Despite the numerous saturated atmospheric lines at aircraft altitudes, most important astronomical spectral features can be measured from an airborne observatory. To demonstrate this, we list in Table 1 the spectral features originating in the interstellar medium (ISM) which have been observed from the KAO. These features characterize important phases of material in the ISM: molecules, neutral and ionized atoms, and solids, as discussed in Section 3. Some of the research results from the KAO are presented or reviewed in the Proceedings of the Airborne Astronomy Symposium. The extensive scientific and technical heritage of the airborne program, and particularly our experience with the KAO, provides a solid basis to project the performance and the design of the next generation airborne observatory -- SOFIA.

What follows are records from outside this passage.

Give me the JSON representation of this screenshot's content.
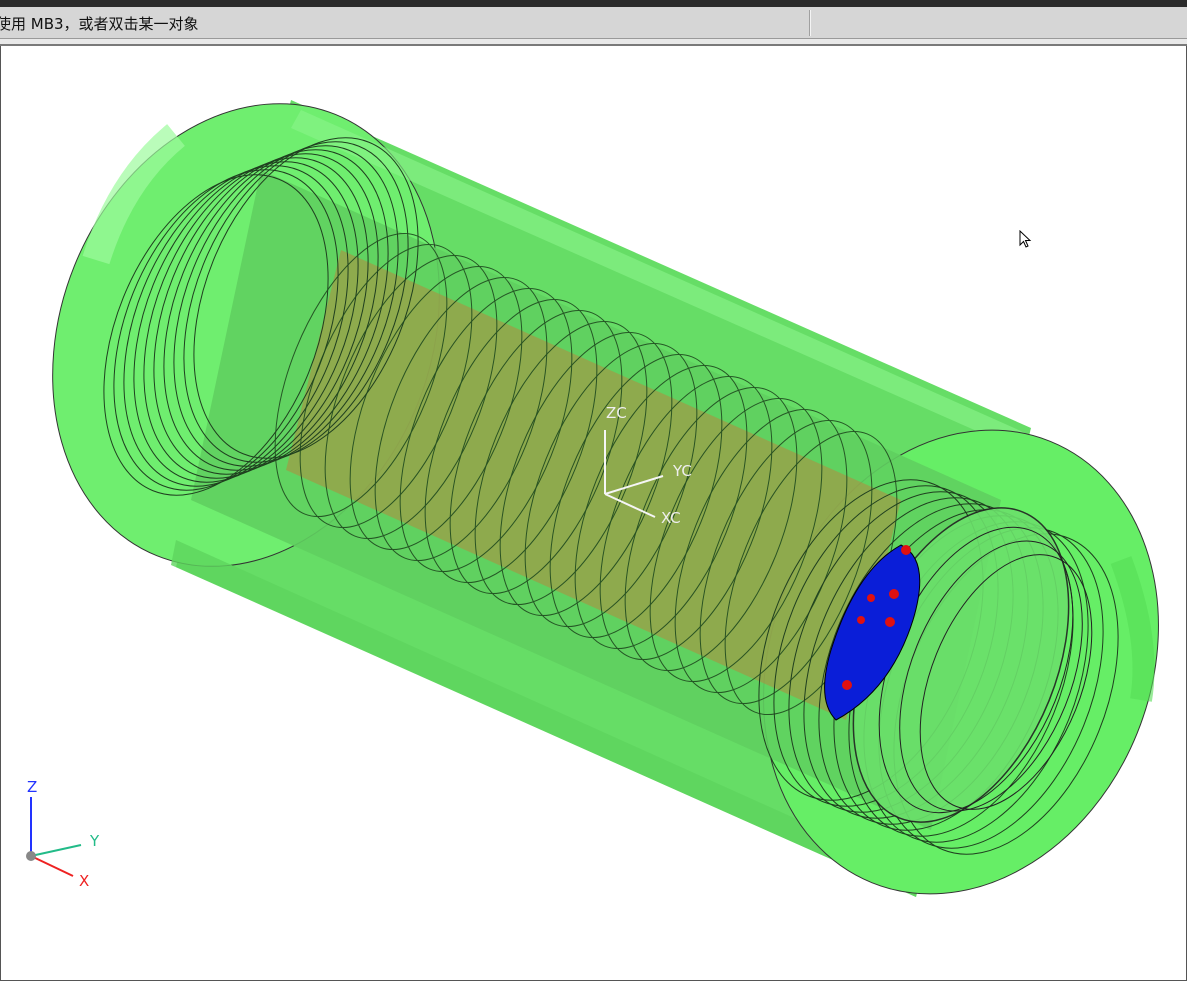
{
  "status_bar": {
    "prompt": "使用 MB3，或者双击某一对象"
  },
  "workcoordinate": {
    "zc": "ZC",
    "yc": "YC",
    "xc": "XC"
  },
  "triad": {
    "z": "Z",
    "y": "Y",
    "x": "X"
  },
  "colors": {
    "outer_sleeve": "#66ee66",
    "thread_lines": "#1a1a1a",
    "inner_core": "#c08a3a",
    "end_plate": "#0a1ed8",
    "bolt_dots": "#e01010",
    "axis_z": "#2233ff",
    "axis_y": "#22bb88",
    "axis_x": "#ee2222"
  },
  "icons": {
    "cursor": "mouse-pointer-icon"
  }
}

2. Characteristics and Performance

SOFIA's characteristics are summarized in Table 2 below. The large aperture and wavelength range, routine accessibility to most infrared wavelengths, and mobility are unique features of the observatory (Caroff 1994). Relative to the KAO, SOFIA will be roughly ten times more sensitive for compact sources, enabling observations of fainter objects and measurements at higher spectral resolution. Also, it will have three times the angular resolving power for wavelengths greater than about 10 µ m., permitting more detailed imaging throughout the far infrared.

Table 2
Summary of Basic SOFIA Characteristics

The anticipated performance of SOFIA is indicated as a function of wavelength in Figures 2 through 5.

Figure 2 shows the expected image quality, which is limited by seeing from the air flow over the telescope cavity at visible and near infrared wavelengths, and by diffraction at long wavelengths. The specified performance of the optical system limits the image quality in the ~4 - 10 µ m. range.

Figure 3 shows the anticipated photometric sensitivity per pixel, which is simply scaled from the performance achieved on the KAO. Here ``PSC'' and ``FSC'' refer to the IRAS Point Source and Faint Source Catalogues, respectively. We see that SOFIA would be able to observe any of the compact infrared sources in these catalogues.

High resolution spectrometers are expected to be available for most of the wavelength range of SOFIA, as indicated in Figure 4. Interstellar lines are typically broadened to a km/sec or more, whereas higher resolving power can be useful for study of solar system objects.

Spectroscopic sensitivity, shown in Figure 5, corresponds to the spectral resolving power shown in Figure 4. Narrow lines emitting more than 0.1% of the total continuum emission from the IRAS sources should be detectable. The important cooling lines of neutral oxygen at 63 µ m. and C+ at 158 µ m. from photodissociation regions are typically this strong relative to the continuum. Shocked interstellar gas will produce a higher line to continuum ratio.